Son las 7:30 de la mañana, la maestra ya avisó a su plantel que debió salir de emergencia al ISSSTE, que el bebé se queja, que parece que va para largo. Rápido se hacen las 8:00, ya pasaron dos horas desde que le concedieron turno para la revisión de su bebé, podría esperar y llevar a su niño con un médico particular, pero cada quincena le descuentan una buena cantidad de su salario por servicios médicos, además necesita justificar su retardo o falta, según sea el caso, o los cuidados maternos y si no es ahí no hay forma de obtenerlo.

8:20 de la mañana, casi tres horas desde que llegó, por fin la nombran, pasa al consultorio, efectivamente tiene fiebre muy alta, le suministran de nuevo paracetamol, el bebé está en riesgo de convulsionar si no baja la temperatura, comienza la revisión pero es suspendida porque en el área de urgencias del ISSSTE no se atienden padecimientos respiratorios y al parecer es lo que tiene el bebé. La frustración y desesperación brotan de la maestra.
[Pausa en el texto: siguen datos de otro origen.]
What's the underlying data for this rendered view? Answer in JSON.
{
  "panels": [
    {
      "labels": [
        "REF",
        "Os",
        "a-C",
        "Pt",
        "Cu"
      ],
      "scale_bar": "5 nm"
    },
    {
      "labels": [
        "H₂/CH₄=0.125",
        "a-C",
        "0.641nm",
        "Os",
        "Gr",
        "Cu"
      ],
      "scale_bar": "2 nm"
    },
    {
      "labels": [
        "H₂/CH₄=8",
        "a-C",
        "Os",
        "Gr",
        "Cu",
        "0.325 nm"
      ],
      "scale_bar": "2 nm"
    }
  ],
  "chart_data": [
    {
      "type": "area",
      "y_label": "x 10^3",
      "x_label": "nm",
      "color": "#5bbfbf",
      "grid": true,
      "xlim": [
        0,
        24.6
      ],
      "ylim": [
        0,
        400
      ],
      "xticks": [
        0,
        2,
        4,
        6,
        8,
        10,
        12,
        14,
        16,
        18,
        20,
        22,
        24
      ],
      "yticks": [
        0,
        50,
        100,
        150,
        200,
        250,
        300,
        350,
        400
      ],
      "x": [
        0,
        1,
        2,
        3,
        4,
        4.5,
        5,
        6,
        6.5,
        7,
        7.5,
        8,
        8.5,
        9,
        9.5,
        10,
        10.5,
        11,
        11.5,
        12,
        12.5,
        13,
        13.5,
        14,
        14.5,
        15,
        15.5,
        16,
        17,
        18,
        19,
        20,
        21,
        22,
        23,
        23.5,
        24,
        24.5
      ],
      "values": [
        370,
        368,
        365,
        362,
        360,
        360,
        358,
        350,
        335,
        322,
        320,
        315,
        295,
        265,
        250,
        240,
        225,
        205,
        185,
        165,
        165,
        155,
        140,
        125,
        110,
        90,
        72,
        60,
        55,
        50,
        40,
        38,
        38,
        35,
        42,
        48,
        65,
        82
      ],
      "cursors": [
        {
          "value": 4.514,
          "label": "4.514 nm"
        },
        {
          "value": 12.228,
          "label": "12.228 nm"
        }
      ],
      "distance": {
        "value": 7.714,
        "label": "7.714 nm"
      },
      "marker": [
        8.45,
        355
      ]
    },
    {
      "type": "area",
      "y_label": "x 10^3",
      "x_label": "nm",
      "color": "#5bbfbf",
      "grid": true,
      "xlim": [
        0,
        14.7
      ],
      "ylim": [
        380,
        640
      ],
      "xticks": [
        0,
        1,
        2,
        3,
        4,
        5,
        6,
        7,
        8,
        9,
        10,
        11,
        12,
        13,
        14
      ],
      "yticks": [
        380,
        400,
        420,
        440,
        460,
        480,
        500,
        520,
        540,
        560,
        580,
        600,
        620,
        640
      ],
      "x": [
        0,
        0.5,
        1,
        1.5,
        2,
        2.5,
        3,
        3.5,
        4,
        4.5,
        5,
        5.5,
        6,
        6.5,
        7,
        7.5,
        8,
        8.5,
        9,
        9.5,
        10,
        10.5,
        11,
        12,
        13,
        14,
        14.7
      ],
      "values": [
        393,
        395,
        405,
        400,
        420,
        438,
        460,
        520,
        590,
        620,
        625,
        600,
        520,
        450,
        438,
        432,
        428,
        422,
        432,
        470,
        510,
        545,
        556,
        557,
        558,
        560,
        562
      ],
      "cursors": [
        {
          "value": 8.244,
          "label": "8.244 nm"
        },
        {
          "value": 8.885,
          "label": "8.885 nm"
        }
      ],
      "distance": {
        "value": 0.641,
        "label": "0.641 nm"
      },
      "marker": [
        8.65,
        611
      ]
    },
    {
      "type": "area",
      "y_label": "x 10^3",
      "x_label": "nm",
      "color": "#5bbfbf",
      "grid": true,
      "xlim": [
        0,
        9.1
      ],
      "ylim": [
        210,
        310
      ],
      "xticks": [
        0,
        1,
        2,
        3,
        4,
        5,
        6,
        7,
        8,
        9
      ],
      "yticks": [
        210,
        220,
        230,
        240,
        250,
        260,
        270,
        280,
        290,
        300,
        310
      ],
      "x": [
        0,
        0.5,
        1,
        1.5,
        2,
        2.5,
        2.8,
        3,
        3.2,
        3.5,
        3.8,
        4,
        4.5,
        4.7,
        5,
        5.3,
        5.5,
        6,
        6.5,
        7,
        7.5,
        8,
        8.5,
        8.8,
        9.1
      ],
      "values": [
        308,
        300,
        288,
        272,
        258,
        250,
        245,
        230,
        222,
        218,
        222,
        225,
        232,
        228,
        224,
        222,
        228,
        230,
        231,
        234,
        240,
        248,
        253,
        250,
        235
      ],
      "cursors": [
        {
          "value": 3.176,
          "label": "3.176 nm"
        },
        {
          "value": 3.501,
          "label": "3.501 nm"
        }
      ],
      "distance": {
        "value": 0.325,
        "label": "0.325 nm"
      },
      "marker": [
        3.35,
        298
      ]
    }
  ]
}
Tiene que llevar a su niño al área Covid, le aseguran que le permitirán pasar de inmediato.

La maestra camina al área Covid donde hay un guardia que entrega las fichas, hay cuatro personas antes pero a ella le dijeron que entraría de inmediato, una mamá también maestra afirma que está esperando desde las 6 para que revisen a su pequeña de 3 años para que le hagan la prueba, pero no hay médico.

Sí, ¡no hay médico!,

-llega hasta las 10, a esa hora empiezan a atender porque viene desde Manzanillo, señala el guardia que se encuentra en la entrada del área Covid.

-¿Cómo que no hay médico?

-no, no hay, pero en un rato llega, sigue usted después de la señora, replica el hombre grande de edad vestido con uniforme de seguridad quien se excusa que él nada más vigila y entrega las fichas y que ignora por qué no hay doctor de guardia para enfermedades respiratorias.
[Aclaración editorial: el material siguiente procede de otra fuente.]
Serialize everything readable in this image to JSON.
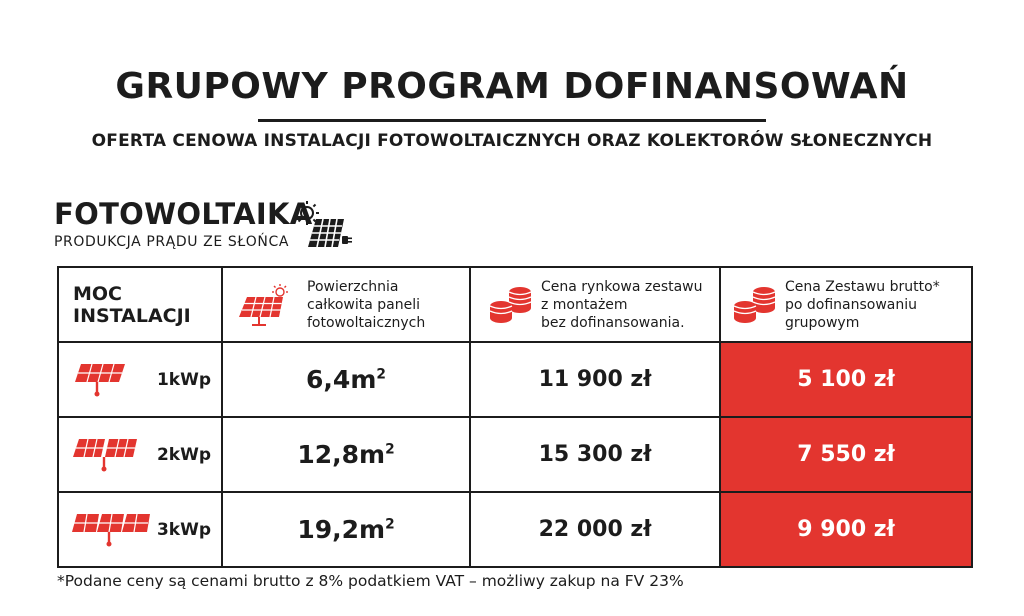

La otra mamá señala que si está ahí desde las 6 y no se retira es por los cuidados maternos y porque finalmente el cobro en su cheque se refleja siempre de manera puntual utilice o no los servicios de salud.

8:45 de la mañana, continúa la espera, este periodista se entera de la situación y publica en redes, minutos después la encargada de recepción de urgencias va al área Covid a preguntar cómo van las fichas, quién va después de quién, algo comenta con el guardia.

Poco después de las 9:00, tal vez a las 9:15, sube las escaleras una doctora, apresurada ingresa al área Covid, al fin reciben al bebé, necesita atención urgente, lo inyectan porque la fiebre no baja, realizan el chequeo pero no le aplican la prueba porque podrían lastimarlo. El trato de la doctora es bueno, le receta algunos medicamentos pero no emite una receta, solo en un papel le anota un antigripal que ayudará con los síntomas y combatirá el virus en caso de ser una gripe además de ibuprofeno para combatir la fiebre, la maestra tendrá que comprarlos y esperar a que alguien más de su familia presente síntomas para entonces realizar una prueba y confirmar si se trata de Covid-19.

¿Cuántos casos como este ocurren al día? ¿Por qué los maestros y trabajadores del estado en general son tratados de esta forma?

Es el pan de cada día también la cancelación de citas en el ISSSTE, médicos que supuestamente debieron salir a una intervención de emergencia, médicos que llegan tarde o no llegan, áreas desatendidas como la Covid o enfermedades respiratorias como la que narro.

Es necesario que de verdad se ponga orden, que las dirigencias de maestros asuman su liderazgo y exijan los derechos, pues es sabido que los enlaces que están de apoyo justifican muchas veces las deficiencias de dicho instituto, dejando desprotegido al gremio y sus familias.